Se ci fosse luce, sarebbe bellissimo
Furono in tanti a orbitare intorno al sequestro di Aldo Moro, più o meno implicati. Stavano tutti, però, all’esterno di quelle mura claustrofobiche della prigione di via Montalcini 8. E questo è ciò che Marco Bellocchio, nella serie tv in onda su Rai1, Esterno notte, vuole raccontare: non il sequestro visto dall’interno, immaginato e ricostruito, ma dall’esterno, forse ancora più difficile da ripercorrere. A questa narrazione, il regista non è nuovo, perché nel 2003 usciva nelle sale il film Buongiorno, notte, ispirato al libro dell’ex brigatista Anna Laura Braghetti Il prigioniero, edito da Feltrinelli. A interpretare Aldo Moro, questa volta, vedremo Fabrizio Gifuni, autore del libro Con il vostro irridente silenzio (Feltrinelli, 2022), circondato da un cast eccezionale: Margherita Buy nel ruolo di Eleonora Moro, Toni Servillo in quello di Paolo VI, Gabriel Montesi come il brigatista Valerio Morucci e Daniela Marra come Adriana Faranda.

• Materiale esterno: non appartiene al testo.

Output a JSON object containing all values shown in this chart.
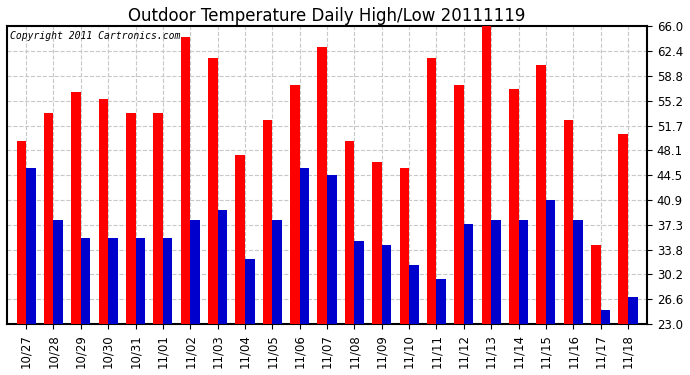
{
  "title": "Outdoor Temperature Daily High/Low 20111119",
  "copyright": "Copyright 2011 Cartronics.com",
  "categories": [
    "10/27",
    "10/28",
    "10/29",
    "10/30",
    "10/31",
    "11/01",
    "11/02",
    "11/03",
    "11/04",
    "11/05",
    "11/06",
    "11/07",
    "11/08",
    "11/09",
    "11/10",
    "11/11",
    "11/12",
    "11/13",
    "11/14",
    "11/15",
    "11/16",
    "11/17",
    "11/18"
  ],
  "highs": [
    49.5,
    53.5,
    56.5,
    55.5,
    53.5,
    53.5,
    64.5,
    61.5,
    47.5,
    52.5,
    57.5,
    63.0,
    49.5,
    46.5,
    45.5,
    61.5,
    57.5,
    66.0,
    57.0,
    60.5,
    52.5,
    34.5,
    50.5
  ],
  "lows": [
    45.5,
    38.0,
    35.5,
    35.5,
    35.5,
    35.5,
    38.0,
    39.5,
    32.5,
    38.0,
    45.5,
    44.5,
    35.0,
    34.5,
    31.5,
    29.5,
    37.5,
    38.0,
    38.0,
    41.0,
    38.0,
    25.0,
    27.0
  ],
  "high_color": "#ff0000",
  "low_color": "#0000cc",
  "bg_color": "#ffffff",
  "grid_color": "#c8c8c8",
  "ylim_min": 23.0,
  "ylim_max": 66.0,
  "yticks": [
    23.0,
    26.6,
    30.2,
    33.8,
    37.3,
    40.9,
    44.5,
    48.1,
    51.7,
    55.2,
    58.8,
    62.4,
    66.0
  ],
  "title_fontsize": 12,
  "copyright_fontsize": 7,
  "tick_fontsize": 8.5
}
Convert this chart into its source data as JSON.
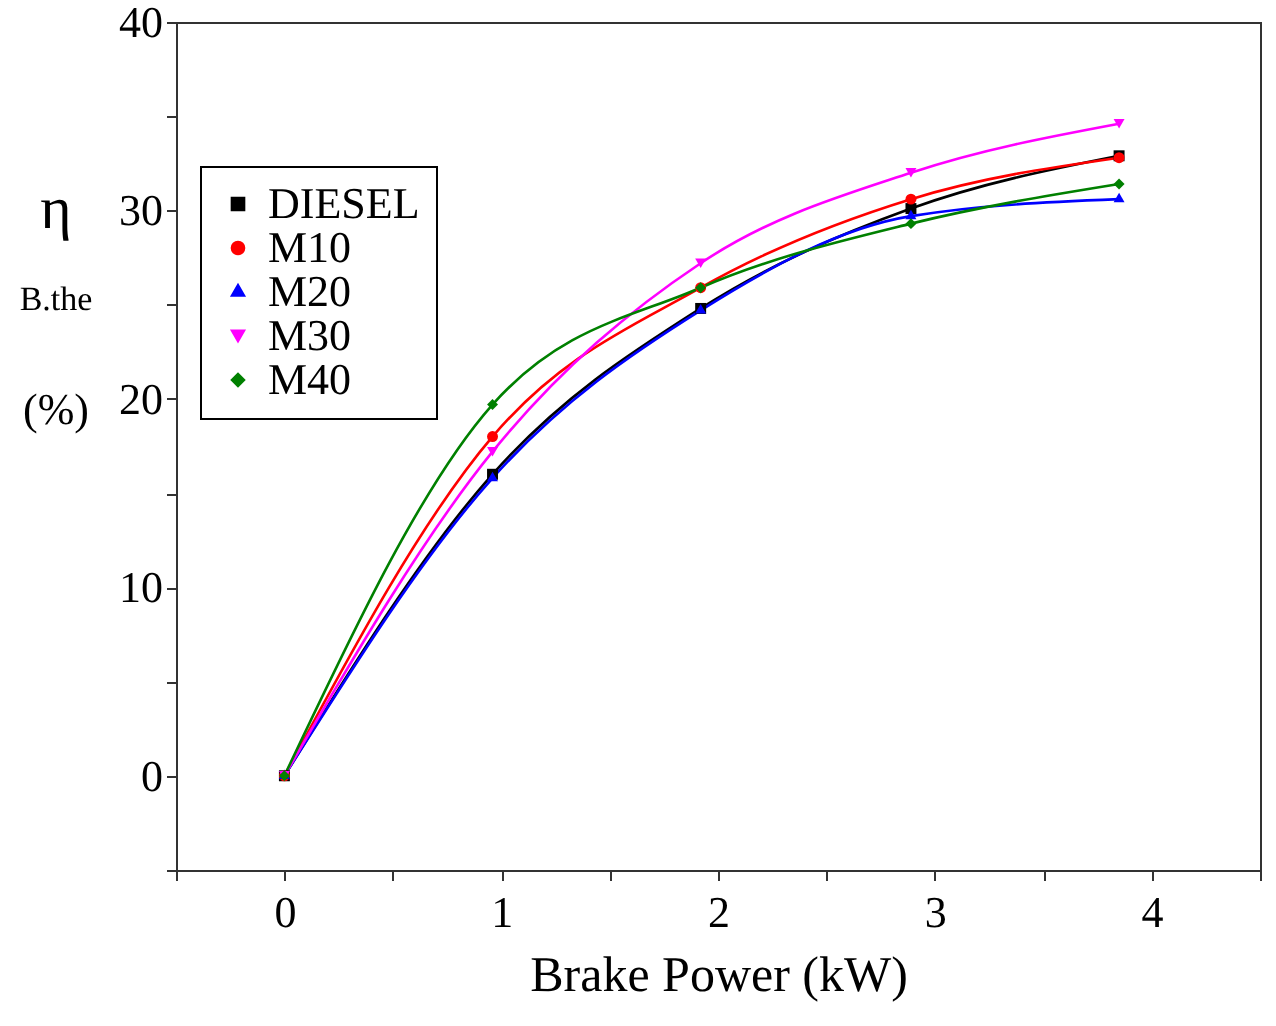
{
  "chart_data": {
    "type": "line",
    "xlabel": "Brake Power (kW)",
    "ylabel": "η$_{B.the}$ (%)",
    "x": [
      0,
      0.96,
      1.92,
      2.89,
      3.85
    ],
    "series": [
      {
        "name": "DIESEL",
        "color": "#000000",
        "marker": "square",
        "values": [
          0,
          16.0,
          24.8,
          30.1,
          32.9
        ]
      },
      {
        "name": "M10",
        "color": "#ff0000",
        "marker": "circle",
        "values": [
          0,
          18.0,
          25.9,
          30.6,
          32.8
        ]
      },
      {
        "name": "M20",
        "color": "#0000ff",
        "marker": "triangle",
        "values": [
          0,
          15.8,
          24.7,
          29.7,
          30.6
        ]
      },
      {
        "name": "M30",
        "color": "#ff00ff",
        "marker": "triangle-down",
        "values": [
          0,
          17.2,
          27.2,
          32.0,
          34.6
        ]
      },
      {
        "name": "M40",
        "color": "#008000",
        "marker": "diamond",
        "values": [
          0,
          19.7,
          25.9,
          29.3,
          31.4
        ]
      }
    ],
    "xlim": [
      -0.5,
      4.5
    ],
    "xticks": [
      {
        "value": -0.5,
        "label": null
      },
      0,
      {
        "value": 0.5,
        "label": null
      },
      1,
      {
        "value": 1.5,
        "label": null
      },
      2,
      {
        "value": 2.5,
        "label": null
      },
      3,
      {
        "value": 3.5,
        "label": null
      },
      4,
      {
        "value": 4.5,
        "label": null
      }
    ],
    "ylim": [
      -5,
      40
    ],
    "yticks": [
      {
        "value": -5,
        "label": null
      },
      0,
      {
        "value": 5,
        "label": null
      },
      10,
      {
        "value": 15,
        "label": null
      },
      20,
      {
        "value": 25,
        "label": null
      },
      30,
      {
        "value": 35,
        "label": null
      },
      40
    ],
    "grid": false,
    "legend": "top left",
    "line_style": "solid"
  }
}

Aldo Moro durante la prigionia parla, ricorda, risponde, interroga, confessa, accusa, si congeda. Scrive lettere e compone un lungo Memoriale, che è discorso politico, storico, personale. In questo testo, originariamente destinato al teatro, Fabrizio Gifuni riannoda quelle pagine.
La serie è stata presentata a Cannes ed è stata accolta da oltre dieci minuti di applausi. L’idea di giocare sulla maratona della serialità anziché sulla finestra del film è stata abbracciata dal regista per potersi prendere il proprio tempo e raccontare, da molteplici punti di vista, una vicenda nota e ripresa da più media. La novità di sguardo di questa serie le ha valso l’Award for Innovative Storytelling agli EFA 2022, mentre i riconoscimenti di critica sono stati diversi e internazionali. Da “Le Monde” che giudica Esterno notte «un dramma shakespeariano in sei atti», a “Liberation” che scrive che «Bellocchio trasforma il piombo in oro rivisitando un trauma nazionale grazie a una serie magistrale e feroce che somiglia soprattutto a un film fiume in sei atti», i pareri sono più che entusiasti.
La prima puntata – in onda il 14 novembre – racconta del 16 marzo ’78: in via Fani, a Roma, il giorno del voto di fiducia al governo Andreotti IV, Aldo Moro, presidente della Democrazia Cristiana, è rapito dalle Brigate Rosse. Dei cinque agenti della scorta nessuno sopravvive all’agguato. Nella seconda parte entra in scena, durante la prigionia di Moro, Paolo VI, amico personale dell’onorevole, che segue la vicenda con apprensione e partecipazione, tanto da ammalarsi. Tra le fila dei brigatisti, intanto, comincia a serpeggiare il dubbio che poi porterà a mettere ai voti l’esecuzione di Moro; particolarmente titubante è proprio Adriana Faranda. Il 16 novembre, per la conclusione, vedremo i tentativi di Eleonora Moro di intercedere in favore del marito, ma la linea dura dello Stato impedirà qualsiasi compromesso o trattativa con i terroristi. Del tragico epilogo di cui tutti sappiamo e che racconterà quest’ultima parte della serie, Benedetta Tobagi ha scritto per noi un articolo nel giorno dell’anniversario della morte di Aldo Moro.
Una serie feroce che ci mette di fronte a uno degli episodi più drammatici della nostra storia nazionale. Un punto di vista autoriale e artistico per raccontare un contesto, una responsabilità e una politica ancora da indagare e da comprendere.